Low-cost carrier Cebu Pacific recorded a net loss of P1.183 billion for the first quarter of 2020, a reversal from the P3.356 billion net income posted year-on-year as revenues took a hit due to the coronavirus disease (COVID-19) outbreak.
Revenues for January to March 2020 amounted to P15.914 billion, 24.9% less than the P21.177 billion generated in the same period last year, according to a disclosure by parent company Cebu Air, Inc., which includes subsidiary Cebgo and 12 special purpose entities.
Cebu Pacific said the decline in revenues was caused by travel restrictions—with cancellation of flights to China, Hong Kong, Macau and South Korea during varying periods in the quarter—arising from the COVID-19 outbreak.
With the rapid escalation of the situation, the Philippine government March implemented in mid-March an enhanced community quarantine over the entire Luzon, which then prompted the Cebu Pacific group to suspend all flights beginning March 19, 2020. The ECQ has since been extended twice, the most recent until May 15. Cebu Pacific flights are cancelled until then.
Revenues from passengers decreased 27.4% to P11.388 billion in the first quarter of the year from P15.679 billion in the comparable period last year. Cebu Pacific said the decline was due to the 16.5% drop in passenger traffic from 5.3 million to 4.4 million, driven by 14.7% fewer flights coupled with a 2.9 percentage points decrease in seat load factor to 81.3%.
Lower average fares by 13% also contributed to the reduction of revenues.
Cargo revenues likewise dropped 29.7% to P1.013 billion from P1.442 billion following the 20% decrease in cargo volume transported in the first three months of 2020 consequent to reduced flight operations plus the effect of a lower cargo yield of about 12.2%.
Ancillary revenues slipped 13.4% to P3.512 billion from P4.056 billion mainly attributable to lesser passenger volume and flight activity during the quarter, slightly offset by the increase in average ancillary revenue per passenger by 3.7%.
The group incurred operating expenses of P16.607 billion for the first three months of 2020, 4.2% less than the P17.332 billion operating expenses reported for the same period last year.
Cebu Pacific said the decline was primarily driven by suspension of the group’s operations due to COVID-19 with a large portion of expenses based on flights and flight hours.

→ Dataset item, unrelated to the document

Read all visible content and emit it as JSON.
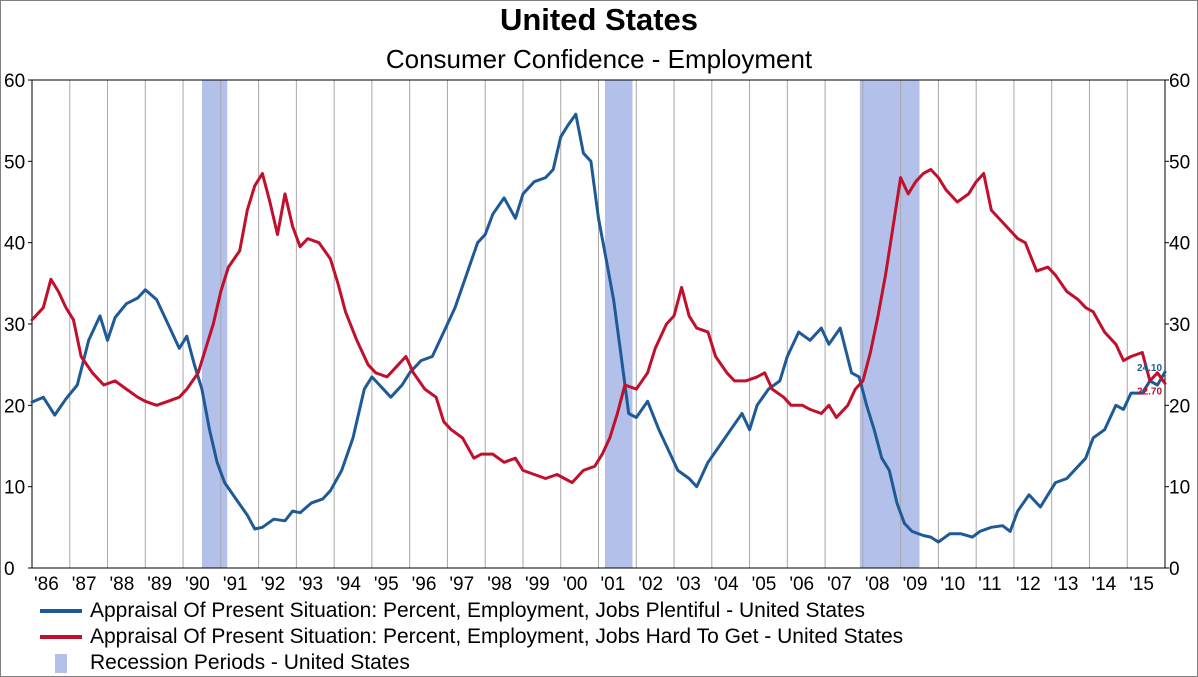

The appreciation of the Philippine peso to the US dollar for the three months of 2020 and lower fuel prices contributed to the decrease in operating expenses.
As of March 31, 2020, the group operates a route network serving 78 domestic routes and 25 international routes. Prior to the suspension of all scheduled flights on March 19, the group operated 2,717 scheduled weekly flights with a fleet of 76 aircraft.